The overall looming question is, can you ever really love something as much when you only love it to see someone fail? I am as competitive as they come, I can’t imagine watching any sports game and not instantly choosing a side. But in the NBA there are different rules (or at least I think there should be), almost a pecking order for viewers and fans. Your loyalties lie to The Heroes, The Villains, and then The Team, in that order. If you ask 100 people on the street who the starting point guard for the ’91 Bulls was, I’m sure the percentages would break down as: 60% Scottie Pippen, 30% Dennis Rodman, 5% B.J. Armstrong, 4% Peter Cetera, and 1% Phil Jackson. That’s how important the individual star is in this league. It’s why Michael Jordan is praised and loved to the extent that everything he touched turned to gold. It’s why any Hollywood producer thought Space Jam was a good idea. I mean they had Taz starting at power forward! And yet, a whole generation is turned on to that movie and loves it, because of Michael Jordan and the idea that he can win a game against giant aliens with the powers of 4 great NBA players and Shawn Bradley at their disposal. (My one flaw with this movie is that the MonStars really were under prepared. Couldn’t they think to bring some subs with them, no wonder they were getting destroyed in the second half).

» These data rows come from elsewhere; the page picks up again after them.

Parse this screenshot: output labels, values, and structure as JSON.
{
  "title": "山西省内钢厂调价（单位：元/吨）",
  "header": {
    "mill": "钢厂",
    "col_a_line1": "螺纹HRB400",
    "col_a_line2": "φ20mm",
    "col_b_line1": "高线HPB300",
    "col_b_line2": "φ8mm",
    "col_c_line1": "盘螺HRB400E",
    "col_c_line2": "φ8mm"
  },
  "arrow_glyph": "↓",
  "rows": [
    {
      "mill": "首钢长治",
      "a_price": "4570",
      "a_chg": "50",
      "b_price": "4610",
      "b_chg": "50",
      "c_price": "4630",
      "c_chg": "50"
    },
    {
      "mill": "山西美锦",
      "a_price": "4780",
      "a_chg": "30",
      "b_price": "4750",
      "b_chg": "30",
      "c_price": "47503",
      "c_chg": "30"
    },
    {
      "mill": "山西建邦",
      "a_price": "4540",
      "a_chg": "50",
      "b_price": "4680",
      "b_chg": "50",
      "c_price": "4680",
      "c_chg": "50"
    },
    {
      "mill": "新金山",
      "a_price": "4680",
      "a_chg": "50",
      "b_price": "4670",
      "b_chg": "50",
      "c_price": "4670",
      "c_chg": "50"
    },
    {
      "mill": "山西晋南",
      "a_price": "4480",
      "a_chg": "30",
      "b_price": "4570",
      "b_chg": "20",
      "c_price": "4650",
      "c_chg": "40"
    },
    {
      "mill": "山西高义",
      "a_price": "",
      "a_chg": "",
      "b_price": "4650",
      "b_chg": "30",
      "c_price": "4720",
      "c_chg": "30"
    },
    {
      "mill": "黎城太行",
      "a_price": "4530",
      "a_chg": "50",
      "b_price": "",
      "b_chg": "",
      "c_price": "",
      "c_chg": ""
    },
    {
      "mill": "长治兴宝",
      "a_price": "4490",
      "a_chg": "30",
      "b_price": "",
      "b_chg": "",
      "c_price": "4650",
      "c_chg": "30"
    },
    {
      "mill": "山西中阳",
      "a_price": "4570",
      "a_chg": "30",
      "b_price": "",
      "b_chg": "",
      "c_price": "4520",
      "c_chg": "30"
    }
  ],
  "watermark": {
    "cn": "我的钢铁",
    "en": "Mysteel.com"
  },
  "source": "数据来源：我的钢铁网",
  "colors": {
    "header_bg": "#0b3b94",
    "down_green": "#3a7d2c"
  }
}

All that ranting aside, it’s very clear how important a star is to the Association. Just as much as every team needs a guiding force and face, so does the league. So why doesn’t Lebron fit into the mold? Well, maybe it’s the same reason that modern day pop stars aren’t revered like they were. Most people argue this has been a milestone year for the NBA because the large majority of fans were honed in not to see any particular star rise to the peak of their athleticism, but to watch the most athletic star fail. It’s the same with stars like Katy Perry, Lady Gaga and Justin Bieber. They can sell out stadiums, have numerous Billboard hits in the top 10 at a time, and musicians and critics will continue to bash them (while secretly singing along to their songs). We want to see them fail, and until they fail and a new star comes along, or they prove the haters wrong, the rebirth of the NBA, will be a very real death.